Das Urteil setzt sich ausserdem nicht mit der Frage auseinander, ob der Angeklagte gegen §§ 1, 6 und 18 UnedMetG verstoßen hat. Wie schon eingangs erwähnt ist, handelt der Angeklagte auch mit gebrauchten Maschinen, insbesondere Motoren, und mit Schrott, also mit altem Gerät aus unedlem Metall sowie mit Altmetall. Es war daher, soweit er von ███ und ██ Altmetall und gebrauchtes Gerät angekauft hat, zu prüfen, ob er die Erlaubnis zum gewerbsmäßigen Erwerb von Altmetall hatte, ob er seiner Buchführungspflicht nachgekommen ist und vor allem, ob er sich nicht wenigstens der fahrlässigen Hehlerei nach § 18 aaO schuldig gemacht hat.

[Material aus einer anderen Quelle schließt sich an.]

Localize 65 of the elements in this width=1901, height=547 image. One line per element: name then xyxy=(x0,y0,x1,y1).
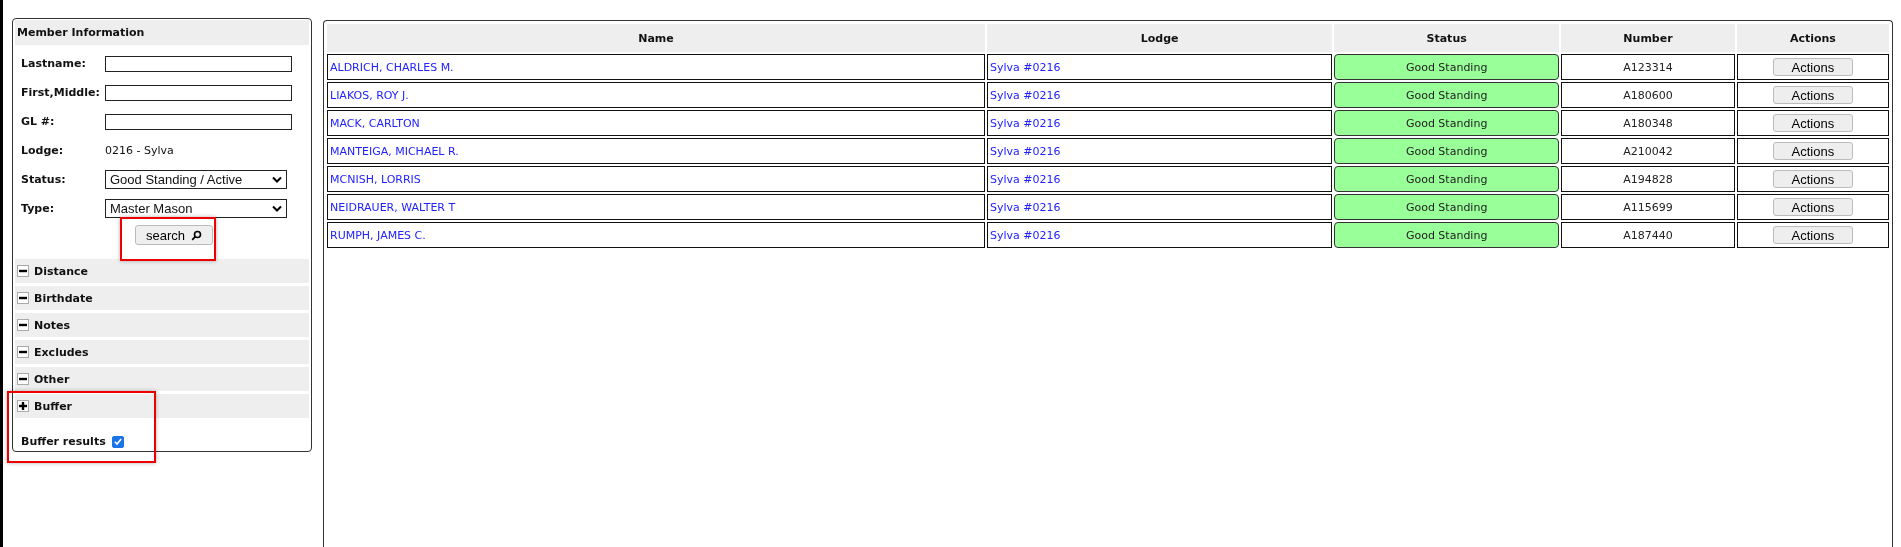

Das Urteil war daher, soweit es den Angeklagten ████████ betrifft, samt den Feststellungen aufzuheben und die Sache in diesem Umfang an das Landgericht zurückzuverweisen.
Die Entscheidung entspricht dem Antrag des Oberbundesanwalts.
Dr. Weechner Dr. Peetz Glanzmann Bundesrichter Dr. Jagusch Dr. Heimann-Trosien ist beurlaubt und deshalb an der Unterzeichnung verhindert.